I’ve been amazed at how easy and cost-effective this approach is.  After years of putting everything on a mileage-award credit card, it seemed strange and almost wrong to me to pay cash for so much – we weren’t getting any miles! – and it had been years since I’d paid cash at restaurants and hotels.

But I learned quickly that it worked fine:  we don’t carry large amounts of cash on hand, we’re not constantly looking for somewhere to exchange travellers cheques, and we just get what we need from an ATM and pay as we go.

Giving Ourselves More

Like most people, we try to work within a travel budget.  I’ve also learned we don’t have to be fanatics, but with a little foresight, we make worthwhile savings (which we can spend on us!).  We also get better exchange rates at the bank; on our last trip we noticed the rate at Sydney Airport was almost ten per cent worse than at the bank.  It’s become a no-brainer to trade last-minute convenience for saving money and avoiding rip-off rates and fees.  And Clive has shown me there’s an over-emphasis on using credit cards to get miles, when sometimes it’s simply not cost-effective.

Initially I thought this approach was more work, but it was only a matter of changing my routine.  If you’re interested in saving money and avoiding currency exchange fees, it might be worth looking into commission-free travellers cheques and deposits into your foreign account.

This has become a key item on our travel planning checklist.

When it comes to your money, why should they have it?

3 Responses

  1. I agree!! We pay enough for the plane ticket, car rentals, etc… When we go back to the States, I use my U.S. money from my U.S. bank account- even last trip when the euro was at 1= $1.60 just for the simple reason that I didn’t have a whole lot of euros to spend!! So, I just used the money I had in my bank account in the U.S. I think it was easier that way, anyhow.. I like this article and it offers from really useful info to travelers…

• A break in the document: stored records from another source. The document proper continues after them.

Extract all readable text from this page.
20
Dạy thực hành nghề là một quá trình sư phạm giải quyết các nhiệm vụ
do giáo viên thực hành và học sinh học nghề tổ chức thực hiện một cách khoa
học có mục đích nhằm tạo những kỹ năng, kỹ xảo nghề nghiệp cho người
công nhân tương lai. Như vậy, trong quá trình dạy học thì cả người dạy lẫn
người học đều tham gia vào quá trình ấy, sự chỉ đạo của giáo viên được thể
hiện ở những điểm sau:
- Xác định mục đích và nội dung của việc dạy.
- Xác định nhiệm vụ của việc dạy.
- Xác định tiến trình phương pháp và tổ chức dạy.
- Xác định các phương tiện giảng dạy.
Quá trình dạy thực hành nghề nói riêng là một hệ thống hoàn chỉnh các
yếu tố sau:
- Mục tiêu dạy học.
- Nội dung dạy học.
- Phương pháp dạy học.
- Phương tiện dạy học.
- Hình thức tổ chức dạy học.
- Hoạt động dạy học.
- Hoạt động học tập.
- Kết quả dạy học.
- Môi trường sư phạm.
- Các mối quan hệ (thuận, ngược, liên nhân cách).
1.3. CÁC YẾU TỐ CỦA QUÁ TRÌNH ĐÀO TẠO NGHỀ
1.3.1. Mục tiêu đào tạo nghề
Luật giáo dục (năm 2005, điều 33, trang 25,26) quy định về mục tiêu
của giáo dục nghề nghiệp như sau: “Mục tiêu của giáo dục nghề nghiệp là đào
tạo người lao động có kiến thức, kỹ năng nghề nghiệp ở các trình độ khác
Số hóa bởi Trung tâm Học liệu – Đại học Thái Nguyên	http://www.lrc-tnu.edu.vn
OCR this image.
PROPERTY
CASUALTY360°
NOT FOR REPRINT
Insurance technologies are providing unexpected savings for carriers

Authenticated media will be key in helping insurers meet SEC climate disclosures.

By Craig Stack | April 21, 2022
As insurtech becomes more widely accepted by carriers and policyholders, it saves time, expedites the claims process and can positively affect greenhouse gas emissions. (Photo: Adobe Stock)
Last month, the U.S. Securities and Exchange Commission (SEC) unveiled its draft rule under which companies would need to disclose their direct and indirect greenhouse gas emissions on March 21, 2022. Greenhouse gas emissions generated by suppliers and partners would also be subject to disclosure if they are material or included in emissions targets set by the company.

  2. That sounds like a great idea. I have no idea if I would be able to set it up in France. They make everything so difficult at banks here. I do have an American bank account though. Hmmm.

  3. Thanks, Leesa and Linda. Our experience is that banks do take the deposits with no problem and treat travellers cheques as just another cheque/cash deposit. I’m not sure how easy it is to find commission-free travellers cheques in France though … good luck!